The turquoise shutters across many of the shops had been ripped away, as soldiers were apparently searching the buildings, for weapons or hidden gunmen.

Pope Paul VI Street was deserted of people, and littered with debris. The only noise was the mournful wail of a burglar alarm at a pharmacy. Palestinians had apparently tried to erect some makeshift barricades of metal and tires, which were no match for the tanks and armored vehicles that rolled over them. At several points, water rushed onto the street from burst water pipes.

Much of the focus today was on the Church of the Nativity, where 200 people, mostly "tanzim" militiamen from the Al Aqsa Brigade, were holed up. Father Parthenius, a Canadian Greek Orthodox priest inside, said the militiamen were frightened, but were respectful of the church and the clergy. He said many of the fighters were Christians and joined in the several masses held there each day. Several wounded militiamen had been treated on the scene.

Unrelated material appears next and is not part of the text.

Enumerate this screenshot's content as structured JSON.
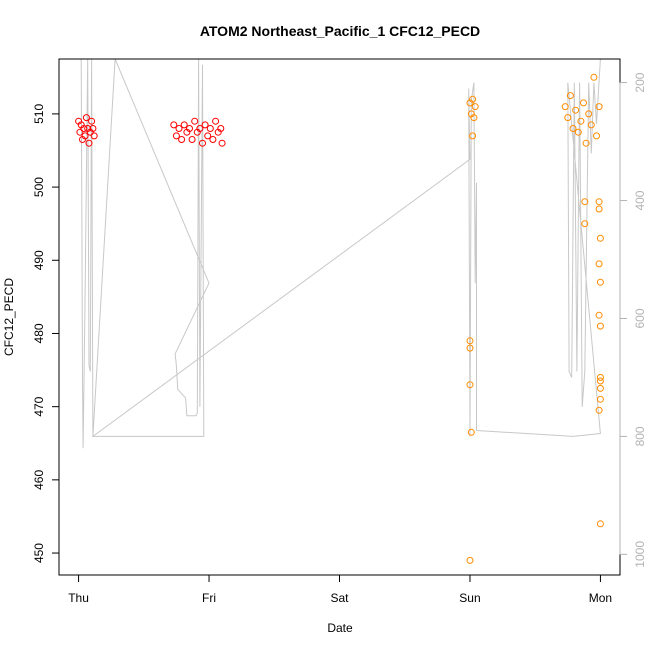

The fighters were sleeping in the church's large Basilica. The biggest problem was the lack of food for the fighters. He said they were surviving on tea and biscuits.

"They're carrying their own weapons," he said. "But I think they are out of ammunition." He said the militiamen never tried to fire from the church, which would be impossible anyway since there are no windows in the closed structure.

Even as negotiations continued, he said he was unsure what might end the standoff. "To tell you the truth, we don't know what they want," he said. "I will never ask them to leave. It's up to them."